Площадь показалась ему огромной. Словно за время, что он провел, кувыркаясь с Марикой, окружавшие пятак контейнеры раздвинулись, отступив метров на десять каждый. Стараясь не задевать бочки и коробки, расставленные вдоль стен, и не наступать на детские игрушки, разбросанные повсюду, Мэтью направился к темному холму, густо устеленному коровьими шкурами. Остановился возле входа, с сомнением разглядывая тяжелый полог. Замешкался, обнаружив, что постройка не имеет дымохода.
И вдруг увидел их.
Он не знал, сколько всего народу жило в деревне. Но сейчас, с застрявшим в горле криком разглядывая сонные, ничего не выражающие лица, Мэтью догадался, что на площадь пришло все население Воли. И даже дети, не мигая глядящие на чужака.
Фостер резко развернулся, выхватывая пистолет.
Взялся считать людей, окруживших юрту, на третьем десятке сбился. Закружился на месте, выискивая в живой стене хоть малейший просвет. Но лишь обнаружил, что теперь контейнеры определенно сдвинулись, превратив улочки-спицы в непролазные щели.

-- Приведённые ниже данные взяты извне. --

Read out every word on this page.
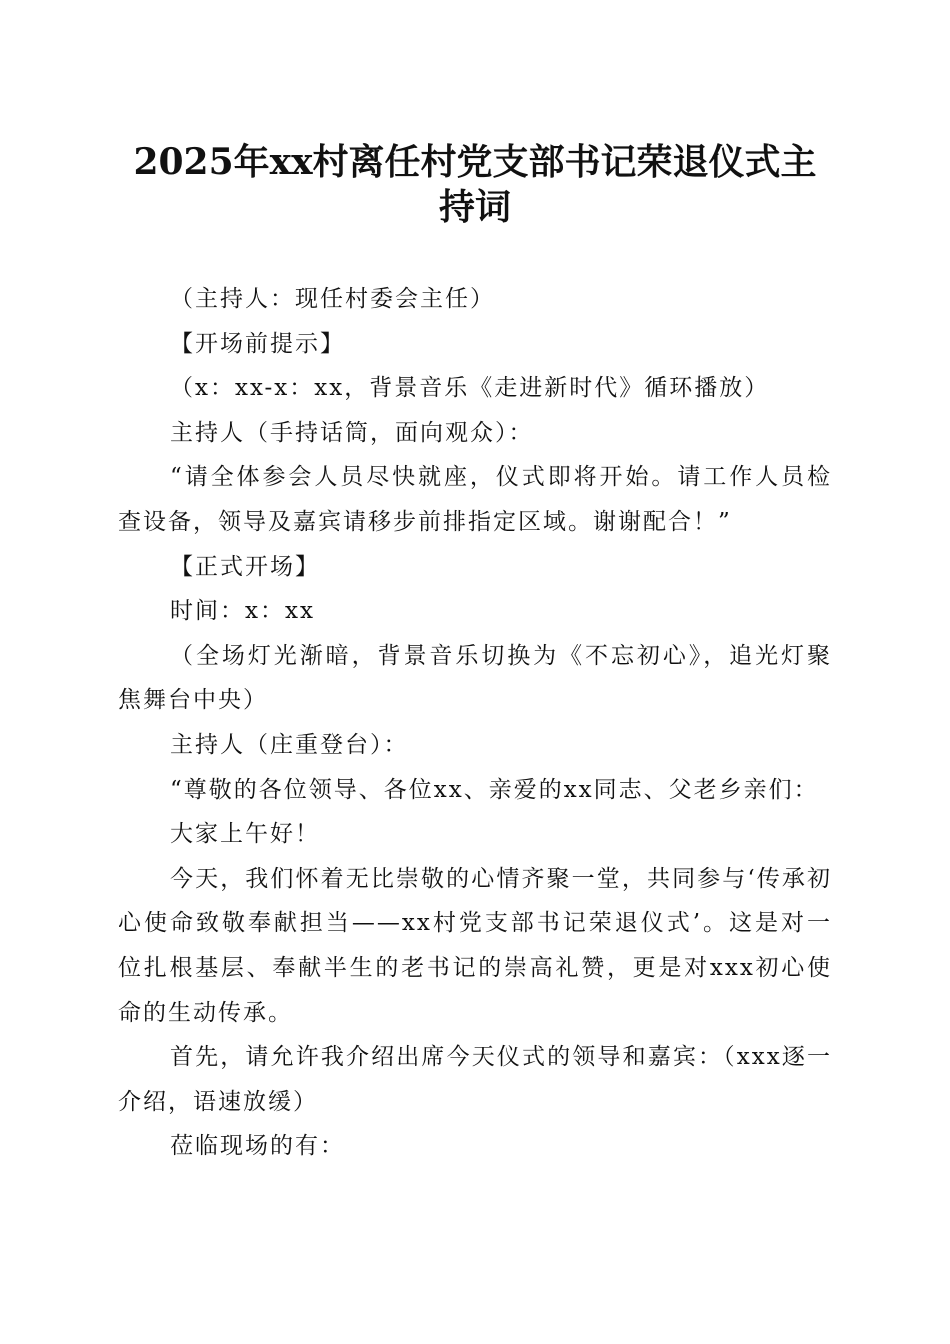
2025年xx村离任村党支部书记荣退仪式主持词

（主持人：现任村委会主任）

【开场前提示】

（x：xx-x：xx，背景音乐《走进新时代》循环播放）

主持人（手持话筒，面向观众）：

“请全体参会人员尽快就座，仪式即将开始。请工作人员检查设备，领导及嘉宾请移步前排指定区域。谢谢配合！”

【正式开场】

时间：x：xx

（全场灯光渐暗，背景音乐切换为《不忘初心》，追光灯聚焦舞台中央）

主持人（庄重登台）：

“尊敬的各位领导、各位xx、亲爱的xx同志、父老乡亲们：

大家上午好！

今天，我们怀着无比崇敬的心情齐聚一堂，共同参与‘传承初心使命致敬奉献担当——xx村党支部书记荣退仪式’。这是对一位扎根基层、奉献半生的老书记的崇高礼赞，更是对xxx初心使命的生动传承。

首先，请允许我介绍出席今天仪式的领导和嘉宾：（xxx逐一介绍，语速放缓）

莅临现场的有：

С губ разведчика сорвался сдавленный стон. Сердце, подстегнутое передозом энергетических пастилок, отбивало набат в сумасшедшем, грозящем инфарктом ритме. Стены домов вокруг площади выгнулись, затем завибрировали на низкой басовой ноте. Лица волевцев начали меняться. Потекли, будто восковые, стирая различия между мужчинами и женщинами, превращая толпу в скопище одинаковых манекенов. Мэтью попробовал закричать, чтобы хоть как-то расколоть охватившее его оцепенение, и не смог.
«Балалайка» Фостера захлебнулась помехами. Один за другим погасли глазные экраны, на повторную активацию чип не отреагировал. Боковым зрением вудуист заметил огромное дерево, возвышающееся над северным краем поселка и скрывающее звезды – вытянутый к небесам обсидиановый провал, в котором безвозвратно тонул свет. Живое кольцо, обступившее чужака и юрту, сделало шаг вперед, окончательно смыкая круг.
– Аре ратан! Аре маталла кир-ахор! – вдруг пропел в кошмарной тишине знакомый голос, в котором Мэтью узнал Степана Горского.
– Аре кир-ахор! – негромко, но чудовищно слаженно повторила за ним толпа.
И принялась раз за разом напевать речитатив, протяжно и вкрадчиво, отчего делалось еще страшнее. Дерево на северной границе Воли качнуло ветвями, на чужака налетел порыв обжигающе-холодного, космически-ледяного ветра. Мэтью скрутило, против его воли согнуло пополам, а затем резко и болезненно стошнило остатками обеда и медовухи.